Dominion also expressed support for portions of the proposal, but it argued that the revisions don’t fully address the “under-allocation of congestion revenues” for load and an inability of certain load-serving entities to “come close to covering their congestion costs.” Dominion said PJM’s filing “does little” to address “disparate outcomes” under the current ARR/FTR construct that “persistently creates results where the congestion cost recovery by LSEs varies greatly.”
The Monitor alleged that PJM’s filing “perpetuates or worsens fundamental flaws in the existing PJM FTR/ARR market,” saying the current market design “consistently failed to return the congestion revenues to the load that paid it.”
It also argued that the total congestion offset paid to load is “inequitable and varies by zone,” with some zones receiving more in offsets than the total congestion payments and other zones receiving less in offset. The offsets “are a function of the assignment of ARRs and the valuation of ARRs in the FTR auctions” and that the expansion or modification of the path-based rights available to load and the market will “simply change the arbitrary allocation of congestion among ARR holders and participants in the FTR market and will not correct the arbitrary allocation of congestion.”
FERC Determination
The commission said it determined the ARR market construct were just and reasonable and that the expansion of the source/sink combinations of the ARR allocation process “provides load the first rights to the transmission system before FTR holders can purchase such rights and, therefore, increases the network capacity allocated to load.”
“While not the sole purpose, one of the purposes of the FTR/ARR market is to return congestion charges to load, and this proposed change is consistent with that purpose,” FERC said.
FERC said the proposal’s call to replace zonal base load “protects zonal native load hedging ability by increasing up-front capability to load.” The commission said PJM’s selection of the 60% standard was a “reasonable limit at which additional value could be guaranteed” without significantly increasing violations or producing additional transmission constraints.
It also said that “PJM’s proposal to not award FTR options with a market-clearing price of less than $1 mitigates risk-free profit by ensuring all FTR options that clear have, at least at the time they were bid and awarded, actual value,” the commission said. “We also find that PJM’s proposal to create new FTR class types provides more flexible hedging opportunities.”
The commission said it disagreed with the challenges to how congestion surplus is allocated and the “fundamental nature” of a path-based FTR/ARR construct. It said the protests citing concerns regarding provisions of the existing FTR/ARR market construct were outside the scope of the proceeding.

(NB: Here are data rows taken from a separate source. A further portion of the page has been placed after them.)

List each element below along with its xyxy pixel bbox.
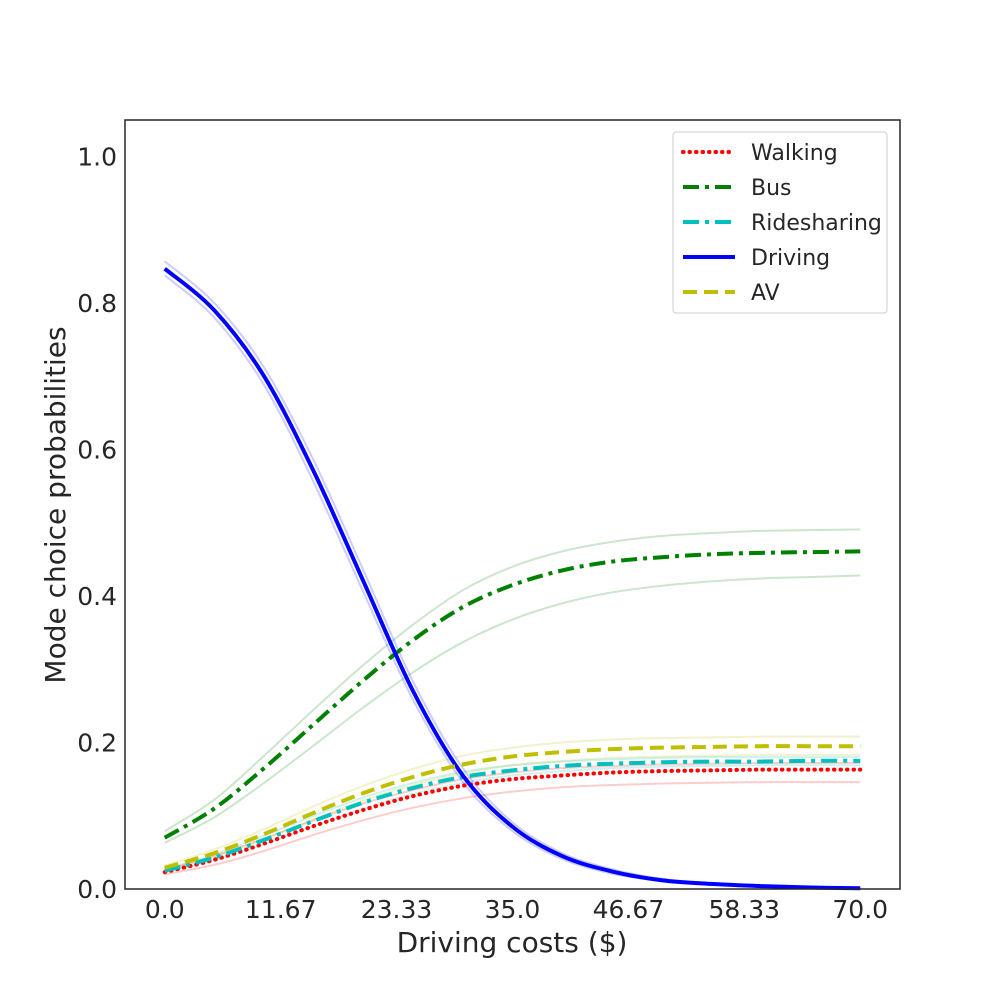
y-tick-label: 1.0 (77, 143, 117, 172)
legend-label-driving: Driving (751, 246, 830, 271)
ridesharing-band-line-upper (164, 756, 861, 871)
legend: Walking Bus Ridesharing Driving AV (672, 131, 888, 314)
series-lines (162, 267, 863, 891)
av-series-line (164, 744, 861, 870)
y-tick-label: 0.4 (77, 582, 117, 611)
x-axis-label: Driving costs ($) (397, 926, 628, 959)
y-tick-label: 0.8 (77, 289, 117, 318)
y-axis-ticks: 0.0 0.2 0.4 0.6 0.8 1.0 (77, 143, 117, 904)
y-tick-label: 0.2 (77, 729, 117, 758)
walking-band-line-lower (164, 781, 861, 876)
plot-frame (124, 119, 901, 890)
x-tick-label: 58.33 (709, 895, 781, 924)
bus-series-line (163, 549, 861, 840)
legend-label-bus: Bus (751, 176, 792, 201)
x-tick-label: 11.67 (245, 895, 317, 924)
legend-label-av: AV (751, 281, 780, 306)
x-tick-label: 35.0 (485, 895, 541, 924)
driving-series-line (163, 267, 861, 891)
x-axis-ticks: 0.0 11.67 23.33 35.0 46.67 58.33 70.0 (145, 895, 888, 924)
av-band-line-upper (164, 735, 861, 867)
bus-band-line-upper (164, 528, 861, 832)
ridesharing-series-line (164, 758, 861, 873)
walking-series-line (162, 767, 863, 875)
legend-label-ridesharing: Ridesharing (751, 211, 882, 236)
x-tick-label: 23.33 (361, 895, 433, 924)
x-tick-label: 46.67 (593, 895, 665, 924)
bus-band-line-lower (164, 574, 861, 844)
y-tick-label: 0.0 (77, 875, 117, 904)
x-tick-label: 70.0 (832, 895, 888, 924)
y-axis-label: Mode choice probabilities (39, 326, 72, 683)
y-tick-label: 0.6 (77, 436, 117, 465)
legend-box (672, 131, 888, 314)
x-tick-label: 0.0 (145, 895, 185, 924)
legend-label-walking: Walking (751, 141, 838, 166)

FERC also disagreed with the Monitor’s argument that the revisions in the proposal do not return “sufficient” congestion revenue to load, saying it rejected the “foundational argument” that the “sole purpose of FTRs is to return congestion revenue to load and the market should therefore be redesigned to accomplish that purpose.”
“PJM’s proposal is not rendered unjust and unreasonable simply because the IMM thinks a further allocation to load would be desirable,” FERC said. “Consistent with commission precedent, we reiterate that ‘the purpose of FTRs to serve as a congestion hedge has been well established.’ FTRs were designed to serve as the financial equivalent of firm transmission service and play a key role in ensuring open access to firm transmission service by providing a congestion-hedging function.”